Editorial: Civic Health in Bradford; Fluoride Vote Lacked Transparency
There must be something in the water in Bradford, Vt., and we don’t mean fluoride. We refer to the fact that the town’s Water and Sewer Commission appears to be under the influence of something that has impaired its judgment and led it to ignore a central proposition of democratic government — that the public’s business must be transacted in a transparent fashion.
Those who have been following this controversy will recall that the commission voted in May to cease fluoridating the public water supply, ending a practice of nearly 30 years. It got around to notifying its customers in November.
Predictably, this upset some residents and led a number of Upper Valley dentists to wonder publicly whether the commissioners had taken leave of their senses, given that fluoridation is widely accepted as an effective public health measure to fight tooth decay. About 50 people attended a public hearing at the end of last month to debate the pros and cons of the decision, which the commission suggested had been based on financial considerations as well as questions it had about whether adding fluoride to the water supply might pose a health risk. Not exactly clear was why these questions came up after almost 30 years.
After listening to the public feedback that night, Chairman Robert Nutting said the board would mull over what it had heard and take up the matter again on Dec. 11. Good to its word, this is exactly what it did, voting to reaffirm the original decision. However, the commission had somehow neglected to list the vote on its agenda for action at that meeting, leaving some interested parties at home and in the dark.
We come today not to debate the merits of the decision to end fluoridation, but merely to wonder why the commission acted as though it were conducting a stealth campaign to end a long-established practice.
It’s hard to understand why the commission did not warn a public meeting back in May to discuss ending fluoridation before it took any action. More inexplicable was the failure to notify water users in a timely fashion. But truly unfathomable was quietly taking an unscheduled vote to reaffirm the original decision without giving the public full notice, when the commission knew full well that the question was highly controversial.

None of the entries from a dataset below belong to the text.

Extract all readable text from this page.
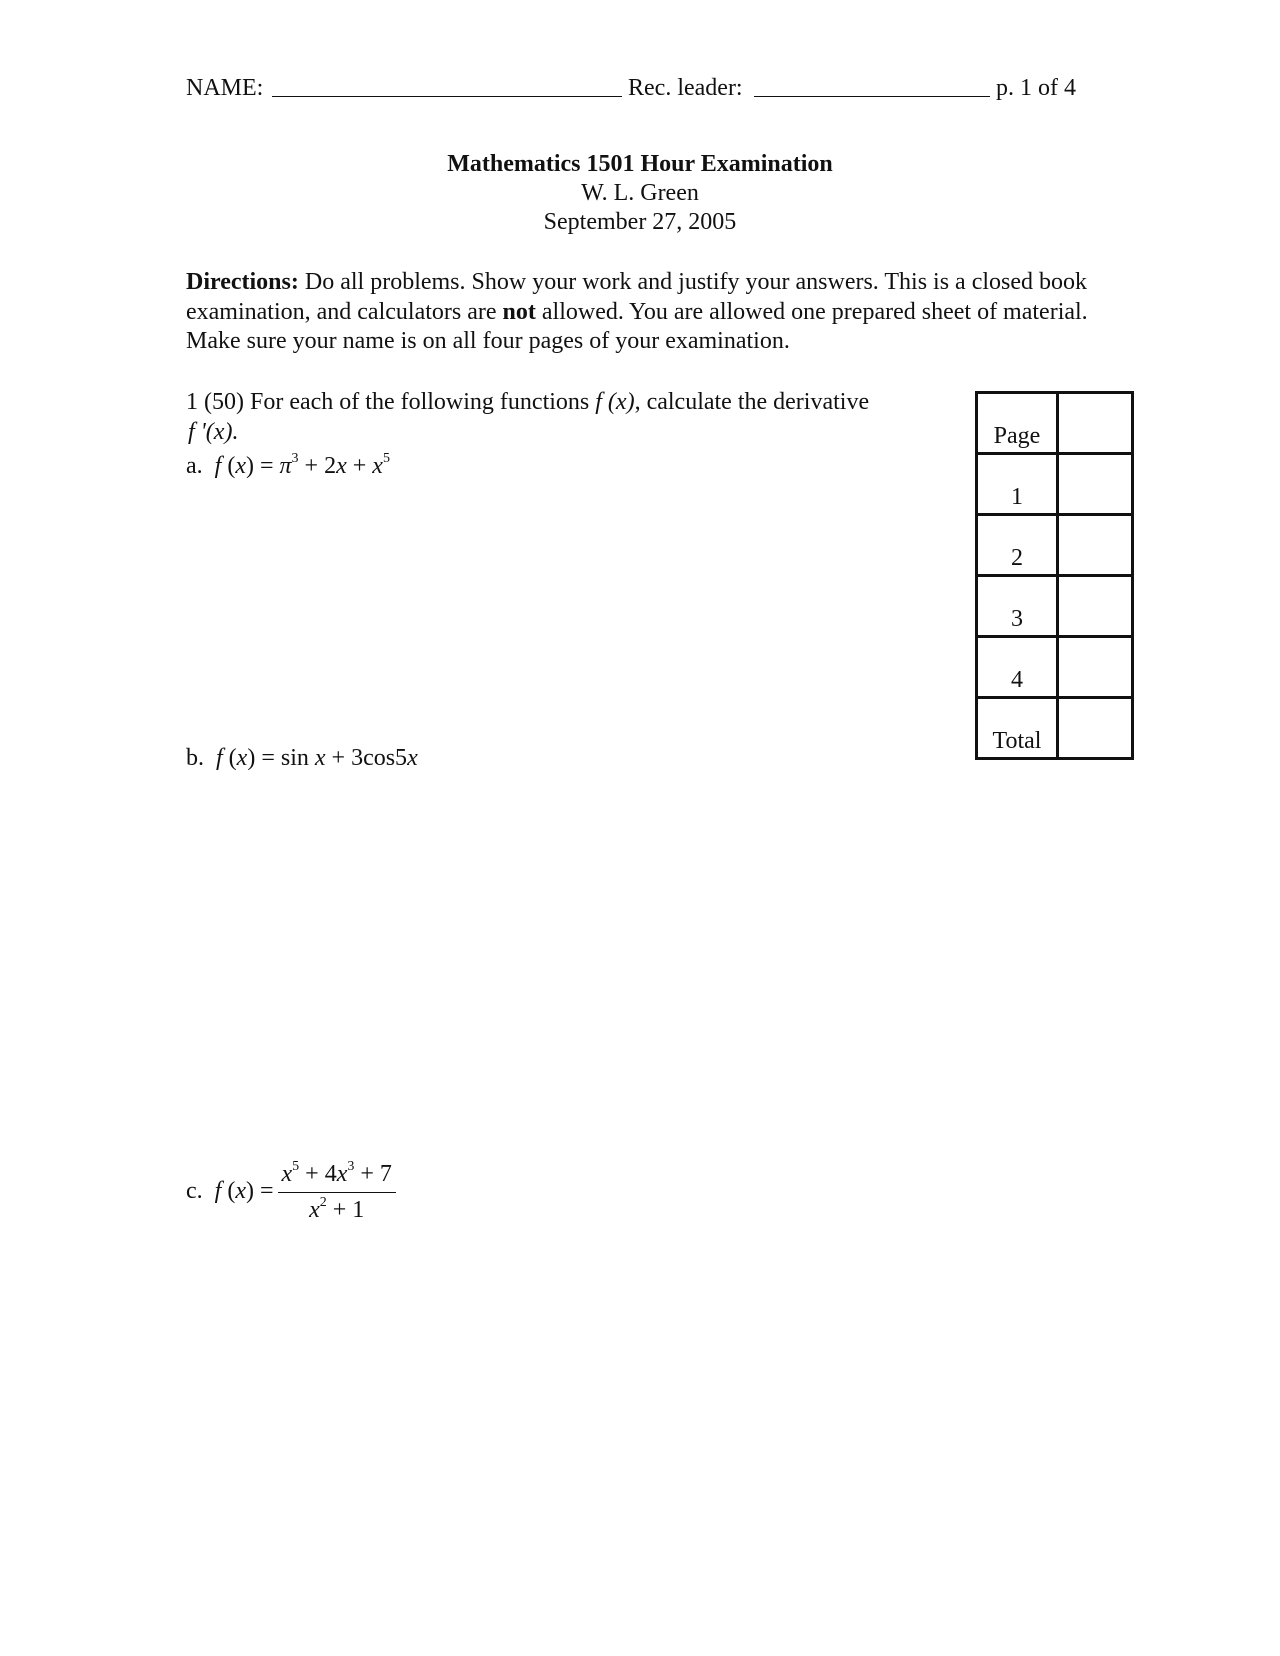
NAME:	Rec. leader:	p. 1 of 4
Mathematics 1501 Hour Examination
W. L. Green
September 27, 2005
Directions: Do all problems. Show your work and justify your answers. This is a closed book examination, and calculators are not allowed. You are allowed one prepared sheet of material. Make sure your name is on all four pages of your examination.
1 (50) For each of the following functions f (x), calculate the derivative
f '(x).
a. f $(x) = \pi^3 + 2x + x^5$
b. f (x) = sin x + 3cos5x
c. f $(x) = \frac{x^5 + 4x^3 + 7}{x^2 + 1}$
Page	
1	
2	
3	
4	
Total	
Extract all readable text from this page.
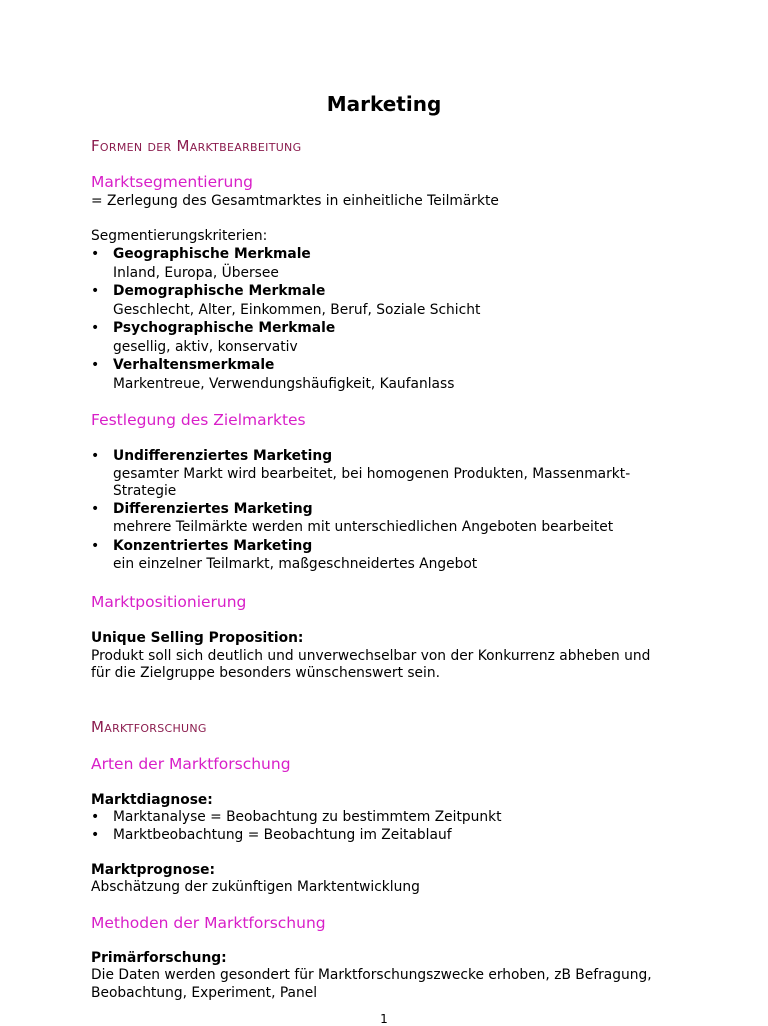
Marketing
Formen der Marktbearbeitung
Marktsegmentierung
= Zerlegung des Gesamtmarktes in einheitliche Teilmärkte
Segmentierungskriterien:
• Geographische Merkmale
Inland, Europa, Übersee
• Demographische Merkmale
Geschlecht, Alter, Einkommen, Beruf, Soziale Schicht
• Psychographische Merkmale
gesellig, aktiv, konservativ
• Verhaltensmerkmale
Markentreue, Verwendungshäufigkeit, Kaufanlass
Festlegung des Zielmarktes
• Undifferenziertes Marketing
gesamter Markt wird bearbeitet, bei homogenen Produkten, Massenmarkt-Strategie
• Differenziertes Marketing
mehrere Teilmärkte werden mit unterschiedlichen Angeboten bearbeitet
• Konzentriertes Marketing
ein einzelner Teilmarkt, maßgeschneidertes Angebot
Marktpositionierung
Unique Selling Proposition:
Produkt soll sich deutlich und unverwechselbar von der Konkurrenz abheben und
für die Zielgruppe besonders wünschenswert sein.
Marktforschung
Arten der Marktforschung
Marktdiagnose:
• Marktanalyse = Beobachtung zu bestimmtem Zeitpunkt
• Marktbeobachtung = Beobachtung im Zeitablauf
Marktprognose:
Abschätzung der zukünftigen Marktentwicklung
Methoden der Marktforschung
Primärforschung:
Die Daten werden gesondert für Marktforschungszwecke erhoben, zB Befragung,
Beobachtung, Experiment, Panel
1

In court, that’s called contempt, but we’ll confine ourselves to observing that this does not exactly constitute best practices for conducting the public’s business. “It’s not the right way to do it,” Vermont Secretary of State Jim Condos told Valley News correspondent Jordan Cuddemi, while noting that the commissioners broke no laws. Some residents were slightly more pointed in their reaction. “Their process was striking,” said John Price. “It was wretched and embarrassing.”
This is certainly harsh criticism. And in fact, we doubt that the commission set out last May to intentionally cut out its customers and the public from the decision-making process. More probably, one thing led to another and finally to a bad outcome. But the fact remains that public officials are required to face the music when they make decisions, even when the music is discordant. Explaining yourself is part of the implicit bargain officials make with the public in return for managing its affairs.